Ainsi va ce noeud de honte et de dégradation lente, il sert à nous renvoyer au sentiment de merde qui nous habite. Ripstein fait plus que jamais du Ripstein. Ce qui fait que ce film tape longtemps sur nos nerfs avant de vaincre notre résistance, de gagner notre adhésion. Car du Ripstein, personne ne le fait encore mieux que lui.

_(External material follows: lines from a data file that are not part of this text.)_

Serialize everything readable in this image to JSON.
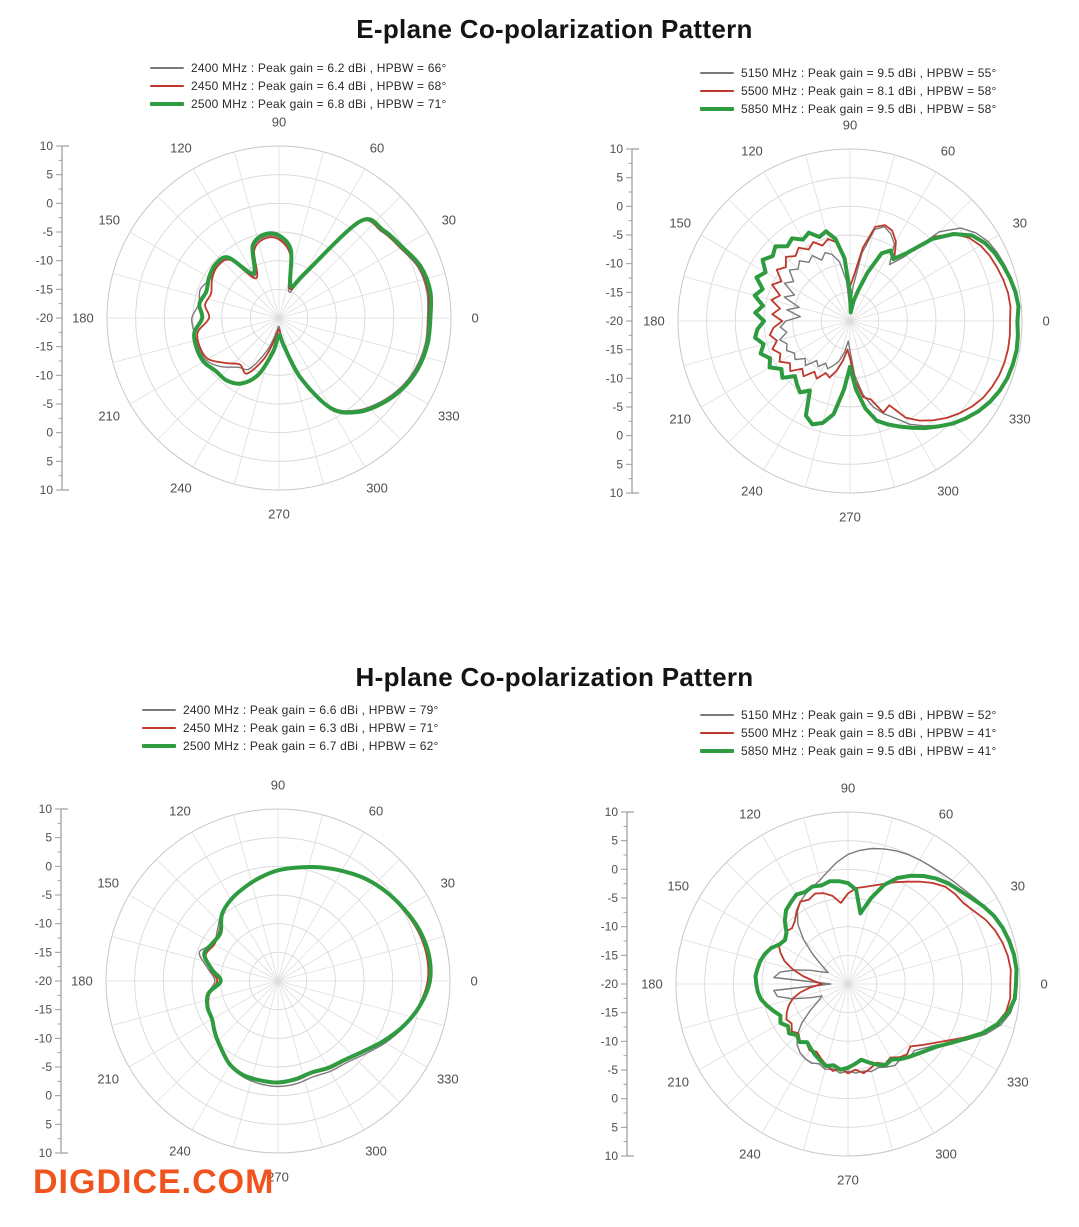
{
  "sections": [
    {
      "title": "E-plane Co-polarization Pattern"
    },
    {
      "title": "H-plane Co-polarization Pattern"
    }
  ],
  "watermark": {
    "text": "DIGDICE.COM",
    "color": "#f0541e"
  },
  "palette": {
    "low_band": "#7a7a7a",
    "mid_band": "#bf382c",
    "high_band": "#2f9b41",
    "grid": "#d8d8d8",
    "axis": "#9a9a9a",
    "tick_label": "#4f4f4f"
  },
  "chart_data": [
    {
      "id": "eplane-2g4",
      "type": "polar",
      "angle_tick_step_deg": 30,
      "spoke_step_deg": 15,
      "angle_labels": [
        "0",
        "30",
        "60",
        "90",
        "120",
        "150",
        "180",
        "210",
        "240",
        "270",
        "300",
        "330"
      ],
      "radial_labels": [
        "10",
        "5",
        "0",
        "-5",
        "-10",
        "-15",
        "-20",
        "-15",
        "-10",
        "-5",
        "0",
        "5",
        "10"
      ],
      "r_axis": {
        "outer_db": 10,
        "center_db": -20,
        "ring_step_db": 5
      },
      "series": [
        {
          "freq": "2400 MHz",
          "label": "2400 MHz : Peak gain = 6.2 dBi , HPBW = 66°",
          "color": "#7a7a7a",
          "width": 1.4,
          "angle_start_deg": 0,
          "angle_step_deg": 10,
          "db": [
            5.9,
            6.2,
            5.8,
            4.4,
            3.4,
            1.6,
            -12,
            -15,
            -8.5,
            -6.0,
            -5.6,
            -7.0,
            -11.5,
            -6.5,
            -5.8,
            -6.2,
            -5.4,
            -5.8,
            -4.8,
            -5.0,
            -5.1,
            -5.3,
            -6.8,
            -8.8,
            -9.8,
            -14.0,
            -17.5,
            -18.5,
            -16.0,
            -9.5,
            -2.2,
            1.0,
            2.9,
            4.4,
            5.4,
            5.9
          ]
        },
        {
          "freq": "2450 MHz",
          "label": "2450 MHz : Peak gain = 6.4 dBi , HPBW = 68°",
          "color": "#bf382c",
          "width": 1.8,
          "angle_start_deg": 0,
          "angle_step_deg": 10,
          "db": [
            6.1,
            6.4,
            6.0,
            4.5,
            3.5,
            1.7,
            -11.5,
            -14.5,
            -8.8,
            -6.3,
            -5.9,
            -7.4,
            -12.0,
            -6.8,
            -6.0,
            -6.5,
            -7.4,
            -6.9,
            -7.8,
            -5.6,
            -5.3,
            -5.7,
            -7.8,
            -9.4,
            -8.8,
            -12.5,
            -16.5,
            -18.0,
            -15.5,
            -9.2,
            -2.0,
            1.2,
            3.1,
            4.6,
            5.6,
            6.1
          ]
        },
        {
          "freq": "2500 MHz",
          "label": "2500 MHz : Peak gain = 6.8 dBi , HPBW = 71°",
          "color": "#2f9b41",
          "width": 4,
          "angle_start_deg": 0,
          "angle_step_deg": 10,
          "db": [
            6.4,
            6.8,
            6.3,
            4.8,
            3.8,
            2.0,
            -11.0,
            -14.0,
            -8.0,
            -5.6,
            -5.2,
            -6.6,
            -11.0,
            -6.2,
            -5.5,
            -5.9,
            -6.5,
            -5.9,
            -6.6,
            -5.0,
            -4.7,
            -4.8,
            -5.6,
            -5.8,
            -6.8,
            -9.5,
            -14.0,
            -17.0,
            -15.0,
            -8.8,
            -1.8,
            1.4,
            3.3,
            4.8,
            5.8,
            6.3
          ]
        }
      ]
    },
    {
      "id": "eplane-5g",
      "type": "polar",
      "angle_tick_step_deg": 30,
      "spoke_step_deg": 15,
      "angle_labels": [
        "0",
        "30",
        "60",
        "90",
        "120",
        "150",
        "180",
        "210",
        "240",
        "270",
        "300",
        "330"
      ],
      "radial_labels": [
        "10",
        "5",
        "0",
        "-5",
        "-10",
        "-15",
        "-20",
        "-15",
        "-10",
        "-5",
        "0",
        "5",
        "10"
      ],
      "r_axis": {
        "outer_db": 10,
        "center_db": -20,
        "ring_step_db": 5
      },
      "series": [
        {
          "freq": "5150 MHz",
          "label": "5150 MHz : Peak gain = 9.5 dBi , HPBW = 55°",
          "color": "#7a7a7a",
          "width": 1.4,
          "angle_start_deg": 0,
          "angle_step_deg": 5,
          "db": [
            9.3,
            9.5,
            9.4,
            9.1,
            8.7,
            8.3,
            7.8,
            6.8,
            5.2,
            2.0,
            -5.5,
            -8.0,
            -4.5,
            -3.2,
            -2.5,
            -3.5,
            -8.0,
            -14.0,
            -18.0,
            -13.0,
            -9.5,
            -8.0,
            -7.3,
            -8.3,
            -6.8,
            -7.5,
            -6.3,
            -7.2,
            -6.2,
            -8.0,
            -6.8,
            -9.3,
            -7.8,
            -10.8,
            -8.8,
            -11.3,
            -8.8,
            -7.8,
            -8.8,
            -7.3,
            -8.3,
            -7.8,
            -8.8,
            -8.3,
            -9.8,
            -9.0,
            -11.0,
            -10.3,
            -11.5,
            -10.8,
            -11.8,
            -12.8,
            -14.5,
            -16.5,
            -14.8,
            -10.5,
            -7.0,
            -4.5,
            -2.8,
            -1.3,
            0.8,
            2.3,
            3.8,
            5.2,
            6.3,
            7.3,
            8.1,
            8.7,
            9.1,
            9.3,
            9.4,
            9.4
          ]
        },
        {
          "freq": "5500 MHz",
          "label": "5500 MHz : Peak gain = 8.1 dBi , HPBW = 58°",
          "color": "#bf382c",
          "width": 1.8,
          "angle_start_deg": 0,
          "angle_step_deg": 5,
          "db": [
            7.9,
            8.1,
            8.0,
            7.7,
            7.3,
            6.9,
            6.3,
            5.3,
            3.6,
            0.8,
            -5.0,
            -6.5,
            -4.0,
            -2.6,
            -2.2,
            -3.0,
            -7.0,
            -12.0,
            -14.0,
            -8.5,
            -6.0,
            -5.2,
            -6.0,
            -4.8,
            -5.6,
            -4.4,
            -5.2,
            -4.2,
            -5.4,
            -4.4,
            -6.2,
            -5.0,
            -7.0,
            -5.8,
            -7.6,
            -6.4,
            -8.2,
            -6.6,
            -5.8,
            -6.8,
            -5.6,
            -6.6,
            -5.8,
            -7.2,
            -6.4,
            -8.2,
            -7.4,
            -9.2,
            -8.4,
            -10.0,
            -9.5,
            -11.0,
            -13.0,
            -15.0,
            -13.5,
            -9.5,
            -6.5,
            -5.8,
            -3.0,
            -3.8,
            -0.5,
            1.2,
            2.6,
            3.9,
            5.0,
            6.0,
            6.8,
            7.3,
            7.7,
            7.9,
            8.0,
            8.0
          ]
        },
        {
          "freq": "5850 MHz",
          "label": "5850 MHz : Peak gain = 9.5 dBi , HPBW = 58°",
          "color": "#2f9b41",
          "width": 4,
          "angle_start_deg": 0,
          "angle_step_deg": 5,
          "db": [
            9.2,
            9.5,
            9.3,
            8.9,
            8.4,
            7.9,
            7.2,
            6.0,
            3.6,
            0.2,
            -4.5,
            -6.8,
            -5.8,
            -7.0,
            -11.0,
            -14.5,
            -16.5,
            -18.5,
            -15.0,
            -9.0,
            -5.5,
            -3.8,
            -4.4,
            -3.0,
            -3.6,
            -2.4,
            -3.0,
            -1.6,
            -2.4,
            -1.4,
            -3.0,
            -2.0,
            -3.8,
            -2.8,
            -4.6,
            -3.4,
            -5.0,
            -3.8,
            -3.2,
            -4.4,
            -3.4,
            -4.6,
            -3.8,
            -5.4,
            -4.6,
            -6.4,
            -5.6,
            -4.8,
            -6.0,
            -1.8,
            -0.8,
            -1.6,
            -3.5,
            -8.0,
            -12.0,
            -8.0,
            -4.5,
            -2.0,
            -0.8,
            0.3,
            1.5,
            2.8,
            4.0,
            5.3,
            6.4,
            7.4,
            8.2,
            8.8,
            9.2,
            9.4,
            9.5,
            9.4
          ]
        }
      ]
    },
    {
      "id": "hplane-2g4",
      "type": "polar",
      "angle_tick_step_deg": 30,
      "spoke_step_deg": 15,
      "angle_labels": [
        "0",
        "30",
        "60",
        "90",
        "120",
        "150",
        "180",
        "210",
        "240",
        "270",
        "300",
        "330"
      ],
      "radial_labels": [
        "10",
        "5",
        "0",
        "-5",
        "-10",
        "-15",
        "-20",
        "-15",
        "-10",
        "-5",
        "0",
        "5",
        "10"
      ],
      "r_axis": {
        "outer_db": 10,
        "center_db": -20,
        "ring_step_db": 5
      },
      "series": [
        {
          "freq": "2400 MHz",
          "label": "2400 MHz : Peak gain = 6.6 dBi , HPBW = 79°",
          "color": "#7a7a7a",
          "width": 1.4,
          "angle_start_deg": 0,
          "angle_step_deg": 10,
          "db": [
            6.3,
            6.6,
            6.2,
            5.4,
            4.6,
            3.6,
            2.4,
            1.2,
            0.2,
            -0.6,
            -1.6,
            -2.6,
            -3.4,
            -4.6,
            -6.2,
            -7.0,
            -5.4,
            -7.6,
            -9.0,
            -7.6,
            -6.8,
            -6.6,
            -5.6,
            -4.4,
            -3.0,
            -2.2,
            -1.8,
            -1.6,
            -1.8,
            -2.2,
            -1.8,
            -1.4,
            -0.2,
            1.6,
            3.4,
            5.2
          ]
        },
        {
          "freq": "2450 MHz",
          "label": "2450 MHz : Peak gain = 6.3 dBi , HPBW = 71°",
          "color": "#bf382c",
          "width": 1.8,
          "angle_start_deg": 0,
          "angle_step_deg": 10,
          "db": [
            6.1,
            6.3,
            5.9,
            5.1,
            4.3,
            3.3,
            2.1,
            1.0,
            0.0,
            -0.8,
            -1.8,
            -2.8,
            -3.7,
            -5.0,
            -6.6,
            -7.2,
            -6.6,
            -8.0,
            -9.4,
            -7.9,
            -7.1,
            -6.8,
            -5.9,
            -4.7,
            -3.3,
            -2.6,
            -2.3,
            -2.2,
            -2.4,
            -2.8,
            -2.3,
            -1.8,
            -0.6,
            1.3,
            3.1,
            4.9
          ]
        },
        {
          "freq": "2500 MHz",
          "label": "2500 MHz : Peak gain = 6.7 dBi , HPBW = 62°",
          "color": "#2f9b41",
          "width": 4,
          "angle_start_deg": 0,
          "angle_step_deg": 10,
          "db": [
            6.5,
            6.7,
            6.2,
            5.3,
            4.4,
            3.4,
            2.2,
            1.1,
            0.1,
            -0.7,
            -1.7,
            -2.7,
            -3.6,
            -4.8,
            -6.9,
            -6.8,
            -6.3,
            -8.3,
            -10.0,
            -7.7,
            -6.9,
            -6.7,
            -5.7,
            -4.6,
            -3.2,
            -2.5,
            -2.4,
            -2.3,
            -2.6,
            -3.0,
            -2.5,
            -2.0,
            -0.8,
            1.1,
            3.2,
            5.1
          ]
        }
      ]
    },
    {
      "id": "hplane-5g",
      "type": "polar",
      "angle_tick_step_deg": 30,
      "spoke_step_deg": 15,
      "angle_labels": [
        "0",
        "30",
        "60",
        "90",
        "120",
        "150",
        "180",
        "210",
        "240",
        "270",
        "300",
        "330"
      ],
      "radial_labels": [
        "10",
        "5",
        "0",
        "-5",
        "-10",
        "-15",
        "-20",
        "-15",
        "-10",
        "-5",
        "0",
        "5",
        "10"
      ],
      "r_axis": {
        "outer_db": 10,
        "center_db": -20,
        "ring_step_db": 5
      },
      "series": [
        {
          "freq": "5150 MHz",
          "label": "5150 MHz : Peak gain = 9.5 dBi , HPBW = 52°",
          "color": "#7a7a7a",
          "width": 1.4,
          "angle_start_deg": 0,
          "angle_step_deg": 5,
          "db": [
            9.4,
            9.5,
            9.3,
            9.0,
            8.6,
            8.1,
            7.4,
            6.6,
            6.0,
            5.6,
            5.3,
            5.1,
            5.0,
            4.9,
            4.7,
            4.4,
            4.0,
            3.4,
            2.6,
            1.4,
            0.0,
            -1.2,
            -2.0,
            -2.6,
            -3.4,
            -4.6,
            -6.4,
            -9.0,
            -12.0,
            -14.5,
            -16.0,
            -15.0,
            -13.0,
            -10.5,
            -8.0,
            -7.0,
            -17.0,
            -7.0,
            -7.5,
            -10.0,
            -13.0,
            -15.0,
            -14.0,
            -12.0,
            -9.5,
            -7.5,
            -6.2,
            -5.4,
            -5.0,
            -4.8,
            -5.2,
            -4.6,
            -5.0,
            -4.4,
            -4.8,
            -4.4,
            -4.6,
            -4.2,
            -4.5,
            -4.0,
            -3.6,
            -4.0,
            -3.3,
            -3.6,
            -2.6,
            -1.4,
            0.6,
            3.0,
            5.6,
            7.6,
            8.8,
            9.3
          ]
        },
        {
          "freq": "5500 MHz",
          "label": "5500 MHz : Peak gain = 8.5 dBi , HPBW = 41°",
          "color": "#bf382c",
          "width": 1.8,
          "angle_start_deg": 0,
          "angle_step_deg": 5,
          "db": [
            8.3,
            8.5,
            8.3,
            7.9,
            7.3,
            6.5,
            5.4,
            4.6,
            4.4,
            4.0,
            3.0,
            1.8,
            0.6,
            -0.4,
            -1.4,
            -2.2,
            -2.8,
            -3.2,
            -4.2,
            -5.8,
            -4.4,
            -3.6,
            -3.2,
            -3.8,
            -3.4,
            -4.4,
            -5.6,
            -6.2,
            -5.8,
            -6.4,
            -6.0,
            -7.0,
            -8.2,
            -10.0,
            -12.0,
            -14.0,
            -15.5,
            -13.5,
            -11.5,
            -10.0,
            -9.0,
            -8.2,
            -7.6,
            -8.0,
            -7.2,
            -7.8,
            -7.0,
            -7.4,
            -6.6,
            -7.0,
            -6.2,
            -5.4,
            -4.6,
            -5.2,
            -4.4,
            -5.0,
            -4.2,
            -4.8,
            -5.4,
            -4.6,
            -5.2,
            -4.4,
            -4.0,
            -4.6,
            -3.4,
            -2.0,
            -0.2,
            2.2,
            4.8,
            6.8,
            8.0,
            8.4
          ]
        },
        {
          "freq": "5850 MHz",
          "label": "5850 MHz : Peak gain = 9.5 dBi , HPBW = 41°",
          "color": "#2f9b41",
          "width": 4,
          "angle_start_deg": 0,
          "angle_step_deg": 5,
          "db": [
            9.3,
            9.5,
            9.4,
            9.1,
            8.7,
            8.1,
            7.2,
            6.2,
            5.4,
            4.8,
            4.0,
            3.0,
            1.8,
            0.4,
            -1.6,
            -4.5,
            -7.5,
            -3.5,
            -2.4,
            -2.0,
            -1.8,
            -2.2,
            -1.9,
            -2.3,
            -2.0,
            -2.6,
            -3.2,
            -4.4,
            -6.0,
            -6.6,
            -6.2,
            -5.2,
            -4.6,
            -4.2,
            -4.0,
            -3.8,
            -4.0,
            -4.2,
            -4.6,
            -5.4,
            -6.2,
            -7.0,
            -6.4,
            -7.2,
            -6.6,
            -7.4,
            -6.8,
            -7.6,
            -7.0,
            -6.4,
            -5.8,
            -5.2,
            -5.6,
            -5.0,
            -5.4,
            -6.0,
            -6.6,
            -5.8,
            -5.0,
            -4.4,
            -4.8,
            -4.0,
            -3.4,
            -2.8,
            -2.0,
            -1.0,
            0.6,
            2.6,
            5.0,
            7.0,
            8.4,
            9.2
          ]
        }
      ]
    }
  ]
}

Certes, il y a vraiment ces passages où le spectateur, comme excédé, se rend bien compte que Ripstein déplace sa caméra pour insister sur le fait que décidément il n’y a plus rien à filmer. Ou si peu qu’il s’en retourne à ses obsessions comme dernier relevé des déchéances : rien, effectivement, ne manque dans cet établi de l’univers du Mexicain malade, du coq de L’Empire de la fortune aux séances de cinéma licencieuses de Divine (son précédent film encore inédit, un péplum sadomaso) en passant par tout un folklore de malédictions, croyances et grigris, et une pincée de prostitution, de filles dépeintes depuis la hanse du décolleté (moments qui en font un cinéma entretenu). Filmer García Márquez ne l’a pas changé pour un pesos. Ripstein a fatigué son film jusqu’à le mettre en suspension. Et pourtant… le sens surgit progressivement par accumulation. On aura fait avec lui, avec eux, ce chemin de croix, de déplaisir, pour arriver à ce sentiment d’immatérialité totale où plus rien ne mérite d’être possédé. Immatérialité qui, loin d’alléger le plan, infuse au moindre geste un poids, une gravité ultime. Alors, le Ripstein ? Immatériel et lourd comme la pauvreté, à laquelle ce film ressemble à force de vouloir lui coller à la poisse. Même si un conformisme du triste le guette, nous pouvons encore sauver Ripstein pour ce cinéma qui va voir dans le désastre s’il peut se frayer une place. Pour le meilleur et pour le pire.